I here insert the beautiful and characteristic letter which my husband wrote to my father on the following day, in case he should wish to give it to my mother. For the first few days of our marriage, Richard used to be so worried at being stared at as a bridegroom, that he always used to say that we had been married a couple of years; but that sort of annoyance soon wore off, and then he became rather proud of being a married man. To say that I was happy would be to say nothing; a repose came over me that I had never known. I felt that it was for Eternity, an immortal repose, and I was in a bewilderment of wonder at the goodness of God, who had almost worked miracles for me.
We are received at Home again.
During this time my brothers visited us, keeping us up in all that was going on. Some weeks later, two dear old aunts, Mrs. Strickland-Standish and Monica, Lady Gerard, who lived at Portobello House, Mortlake, nearly opposite to where I live now, and where I had frequently passed several weeks every year (for they made a sort of family focus), got to hear that I was seen going into a bachelor lodging, and bowled up to London to tell my mother. She wrote in an agony to my father, who was visiting in the country, "that a dreadful misfortune had happened in the family; that I been seen going into a bachelor lodging in London, and could not be at the country house where I was supposed to be." My father telegraphed back to her, "She is married to Dick Burton, and thank God for it;" and he wrote to her, enclosing the letter just inserted, and desired her to send one of my brothers for us, who knew where to find us, and to mind and receive us properly. We were then sent for home. My mother behaved like a true lady and a true Christian. She kissed us both, and blessed us. I shall never forget how shy I felt going home, but I went in very calmly, I kissed them all round, and they received Richard in the nicest way, and then mother embarrassed us very much by asking our pardon for flying in the face of God, and opposing what she now knew to be His will. My husband was very much touched. It was not long before she approved of the marriage more than anybody, and as she grew to know him, she loved him as much as her own sons. And this is the way we came to be married.
In short, mother never could forgive herself, and was always alluding to it either personally or by letter. It always was the same burthen of song—"that she exposed me to such a risk, that my relations might have abandoned me, that Society might not have received me, that I might have been forbidden to put my name down for the Drawing-room, when I had done nothing wrong;" and she said, "All through me, and God had destined it, but I could not see it. I never thought you would have the courage to take the law in your own hands;" and I used to answer her, "Mother, if you had all cast me out, if Society had tabooed me, if I had been forbidden to go to Court, it would not have kept me from it—I could not have helped myself—I am quite content with my future crust and tent, and I would not exchange places with the Queen; so do not harass yourself."

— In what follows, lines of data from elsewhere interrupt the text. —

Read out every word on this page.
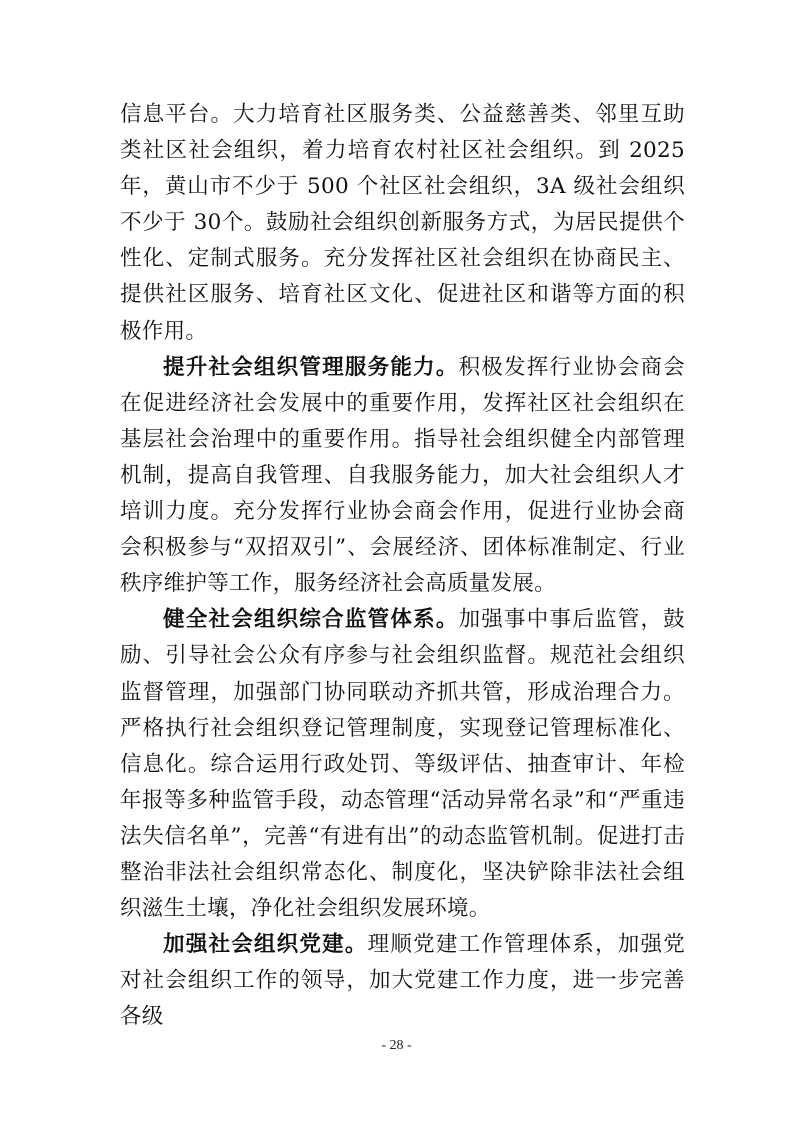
信息平台。大力培育社区服务类、公益慈善类、邻里互助类社区社会组织，着力培育农村社区社会组织。到 2025 年，黄山市不少于 500 个社区社会组织，3A 级社会组织不少于 30个。鼓励社会组织创新服务方式，为居民提供个性化、定制式服务。充分发挥社区社会组织在协商民主、提供社区服务、培育社区文化、促进社区和谐等方面的积极作用。

提升社会组织管理服务能力。积极发挥行业协会商会在促进经济社会发展中的重要作用，发挥社区社会组织在基层社会治理中的重要作用。指导社会组织健全内部管理机制，提高自我管理、自我服务能力，加大社会组织人才培训力度。充分发挥行业协会商会作用，促进行业协会商会积极参与“双招双引”、会展经济、团体标准制定、行业秩序维护等工作，服务经济社会高质量发展。

健全社会组织综合监管体系。加强事中事后监管，鼓励、引导社会公众有序参与社会组织监督。规范社会组织监督管理，加强部门协同联动齐抓共管，形成治理合力。严格执行社会组织登记管理制度，实现登记管理标准化、信息化。综合运用行政处罚、等级评估、抽查审计、年检年报等多种监管手段，动态管理“活动异常名录”和“严重违法失信名单”，完善“有进有出”的动态监管机制。促进打击整治非法社会组织常态化、制度化，坚决铲除非法社会组织滋生土壤，净化社会组织发展环境。

加强社会组织党建。理顺党建工作管理体系，加强党对社会组织工作的领导，加大党建工作力度，进一步完善各级

- 28 -
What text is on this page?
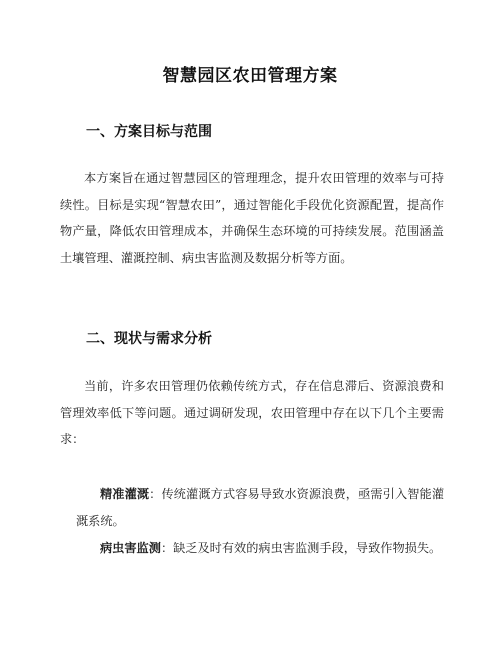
智慧园区农田管理方案
一、方案目标与范围
本方案旨在通过智慧园区的管理理念，提升农田管理的效率与可持续性。目标是实现“智慧农田”，通过智能化手段优化资源配置，提高作物产量，降低农田管理成本，并确保生态环境的可持续发展。范围涵盖土壤管理、灌溉控制、病虫害监测及数据分析等方面。
二、现状与需求分析
当前，许多农田管理仍依赖传统方式，存在信息滞后、资源浪费和管理效率低下等问题。通过调研发现，农田管理中存在以下几个主要需求：
精准灌溉：传统灌溉方式容易导致水资源浪费，亟需引入智能灌溉系统。
病虫害监测：缺乏及时有效的病虫害监测手段，导致作物损失。
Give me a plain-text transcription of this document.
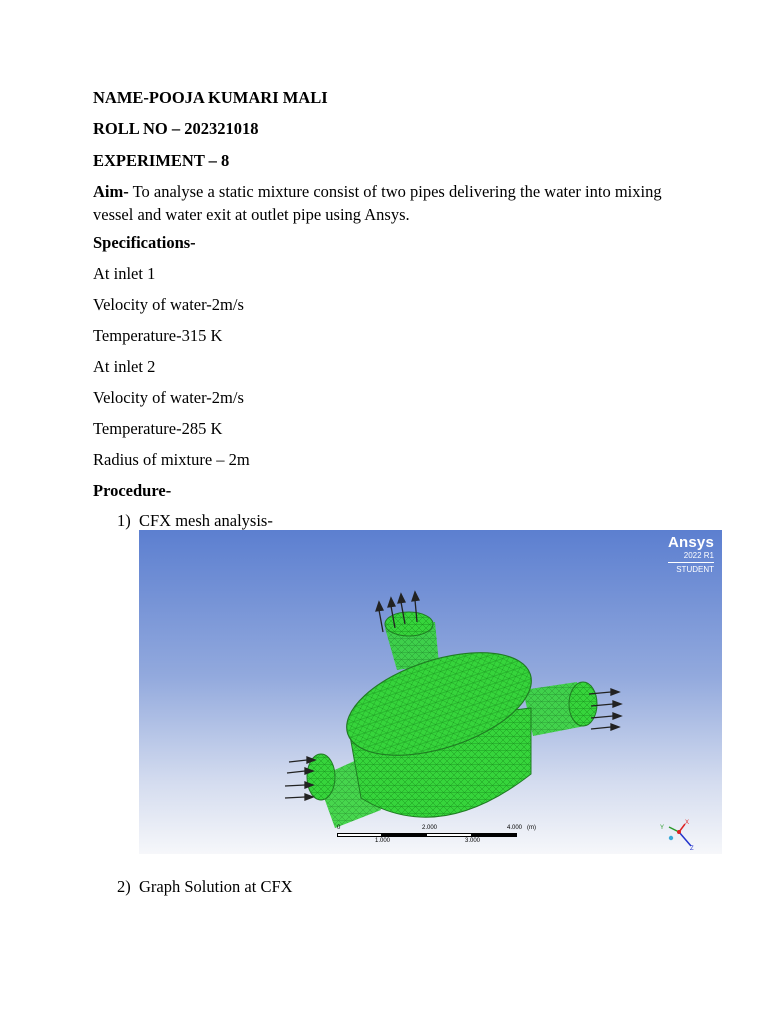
NAME-POOJA KUMARI MALI
ROLL NO – 202321018
EXPERIMENT – 8
Aim- To analyse a static mixture consist of two pipes delivering the water into mixing vessel and water exit at outlet pipe using Ansys.
Specifications-
At inlet 1
Velocity of water-2m/s
Temperature-315 K
At inlet 2
Velocity of water-2m/s
Temperature-285 K
Radius of mixture – 2m
Procedure-
1) CFX mesh analysis-
Y
X
Z
Ansys
2022 R1
STUDENT
0	2.000	4.000 (m)
1.000	3.000
2) Graph Solution at CFX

However, by the goodness of God, and the justness and kindness of a few great people, none of these catastrophes did happen. We used to entreat of her not to say anything more about it, but even on her deathbed she persisted in doing so. I shall never forget that first night when we went home; I went up to my room and changed my things, and ate my dinner humbly and silently. We were a very large family and were all afraid to speak, and as Richard was so very clever, the family stood rather in awe of him; so there was a silence and restraint upon us; but the children were allowed to come down to dessert for a treat, and, with the intuition that children have, they knew that he wanted them, and that they could do what they liked with him. One was a little enfant terrible, and very fond of copying our midshipmen brothers' slang. They crowded round my mother with their little doll-tumblers waiting for some wine. He was so constrained that he forgot to pass the wine at dessert as it came round to him, when a small voice piped out from the end of the long table, "I say, old bottle-stopper—pass the wine!" He burst out laughing, and that broke the ice, and we all fell to laughing and talking. Mother punished the child by giving him no wine, but Richard looked up and said so sweetly, "Oh, Mother, not on my first night at home!" that her heart went out to him.
We had seven months of uninterrupted bliss. Through the kindness of Lord John Russell, Richard obtained the Consulship of Fernando Po, in the Bight of Biafra, West Coast of Africa, with a coast line of six or seven hundred miles for his jurisdiction, a deadly climate, and £700 a year. He was too glad to get his foot on the first rung of the ladder, so, though it was called the "Foreign Office Grave," he cheerfully accepted it. It was not quite so cheerful for me, because it was a climate of certain death to white women, and he would not allow me to go out in an unlimited way.